Inolvidable clásico del cine japonés dirigido por el maestro Akira Kurosawa. Cuenta la historia del pequeño pueblo asolado periódicamente por bandoleros, que decide contratar a un grupo de samuráis para que lo protejan. Mientras los guerreros se preparan para el combate, los aldeanos los tratan como apestados a quienes se paga por el oficio de la guerra y pertenecientes por ello a una clase social y moral inferior: son los que se encargarán del trabajo sucio que los pobladores no quieren o no pueden asumir. Cuando llegan noticias de la cercanía de los bandidos, el líder de los samuráis, interpretado por Toshiro Mifune, enfrenta a los aldeanos y les enrostra su actitud hipócrita y cobarde, desafiándolos a entrenarse para apoyar a los guerreros, luchar por su libertad y vencer juntos a los invasores.
Los campesinos responden y todos libran finalmente a la aldea de sus enemigos.
Hollywood recreó la historia en los años sesenta ubicándola en el oeste norteamericano y la llamó 'Los siete magníficos'. El título cobra actualidad cuando el presidente Correa ha llamado así a los nuevos comandantes de la Policía Civil Nacional, encargados de la difícil tarea de revertir la estampida criminal que el actual Ministro de Gobierno ha decidido enfrentar, y que su antecesor jamás "percibió". Si el apelativo que utilizó el Presidente tiene connotaciones heroicas, vayamos más allá del piropo y mediante la moraleja de Kurosawa interroguémonos por la relación de la sociedad ecuatoriana con su policía, la institución que tiene la consigna de "proteger y servir". ¿a quién?

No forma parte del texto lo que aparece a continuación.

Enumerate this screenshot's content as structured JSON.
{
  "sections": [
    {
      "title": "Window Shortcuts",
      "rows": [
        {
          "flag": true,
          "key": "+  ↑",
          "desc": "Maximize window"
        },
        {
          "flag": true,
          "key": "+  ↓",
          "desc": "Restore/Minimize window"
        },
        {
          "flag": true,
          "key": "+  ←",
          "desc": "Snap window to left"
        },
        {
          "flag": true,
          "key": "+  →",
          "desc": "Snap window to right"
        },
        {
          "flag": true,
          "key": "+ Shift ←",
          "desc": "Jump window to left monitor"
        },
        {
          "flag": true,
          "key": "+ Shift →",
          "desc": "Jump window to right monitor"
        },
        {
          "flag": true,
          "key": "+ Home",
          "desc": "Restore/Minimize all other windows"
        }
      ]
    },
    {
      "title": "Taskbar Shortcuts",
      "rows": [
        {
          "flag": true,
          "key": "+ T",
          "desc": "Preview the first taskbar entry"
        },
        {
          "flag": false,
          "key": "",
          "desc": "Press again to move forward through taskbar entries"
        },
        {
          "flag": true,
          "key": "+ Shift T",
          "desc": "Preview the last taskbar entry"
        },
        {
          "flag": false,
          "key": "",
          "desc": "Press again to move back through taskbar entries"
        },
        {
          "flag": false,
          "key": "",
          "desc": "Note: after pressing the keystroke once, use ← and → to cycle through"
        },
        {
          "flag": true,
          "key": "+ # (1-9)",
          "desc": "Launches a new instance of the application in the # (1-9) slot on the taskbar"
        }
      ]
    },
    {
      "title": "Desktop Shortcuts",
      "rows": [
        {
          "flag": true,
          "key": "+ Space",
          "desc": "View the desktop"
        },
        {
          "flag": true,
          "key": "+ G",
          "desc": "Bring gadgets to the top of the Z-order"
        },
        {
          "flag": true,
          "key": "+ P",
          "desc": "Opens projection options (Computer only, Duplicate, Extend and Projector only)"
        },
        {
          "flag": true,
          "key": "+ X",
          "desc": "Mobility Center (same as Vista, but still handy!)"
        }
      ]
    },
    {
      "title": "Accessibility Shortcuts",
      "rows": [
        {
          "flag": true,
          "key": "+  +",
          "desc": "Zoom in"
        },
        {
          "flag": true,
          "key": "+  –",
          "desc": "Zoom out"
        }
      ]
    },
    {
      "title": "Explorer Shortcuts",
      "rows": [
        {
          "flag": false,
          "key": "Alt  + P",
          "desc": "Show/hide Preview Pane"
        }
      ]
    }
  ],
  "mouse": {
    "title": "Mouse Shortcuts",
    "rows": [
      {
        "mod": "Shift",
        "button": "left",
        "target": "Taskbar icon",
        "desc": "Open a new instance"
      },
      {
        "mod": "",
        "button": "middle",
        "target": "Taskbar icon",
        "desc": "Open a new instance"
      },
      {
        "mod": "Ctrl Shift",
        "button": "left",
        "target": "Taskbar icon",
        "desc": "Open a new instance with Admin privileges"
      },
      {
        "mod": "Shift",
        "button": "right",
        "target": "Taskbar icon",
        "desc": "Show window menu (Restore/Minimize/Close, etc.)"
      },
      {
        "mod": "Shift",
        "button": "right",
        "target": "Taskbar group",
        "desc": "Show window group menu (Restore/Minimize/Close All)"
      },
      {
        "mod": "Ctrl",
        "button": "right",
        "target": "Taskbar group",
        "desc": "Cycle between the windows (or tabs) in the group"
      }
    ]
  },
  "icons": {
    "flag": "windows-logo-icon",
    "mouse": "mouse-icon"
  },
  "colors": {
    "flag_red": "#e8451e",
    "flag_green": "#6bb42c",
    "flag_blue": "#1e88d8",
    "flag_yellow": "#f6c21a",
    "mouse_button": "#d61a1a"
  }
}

"Este es un trabajo sucio, pero alguien tiene que hacerlo", es una desgastada línea del cine norteamericano. El cliché nos orienta respecto a lo que proyectamos los ciudadanos "decentes" en nuestra desprestigiada policía: las habituales imágenes de corrupción, arbitrariedad, ineptitud, desvalorización social e intelectual, persecución, tortura, servidumbre al gobernante de turno, descoordinación con el poder judicial, subordinación a las fuerzas armadas y otros rasgos igualmente devaluados forman parte de los caracteres que el público atribuye a su policía en nuestro país y en otros lugares. Ni la evidencia de los policías caídos en cumplimiento del deber desarticula un prejuicio que se funda en hechos aislados y verificados, pero que sobre todo se sostiene en el uso que los gobiernos han hecho de la institución policial para afirmar su poder, alejándola de sus fines propios.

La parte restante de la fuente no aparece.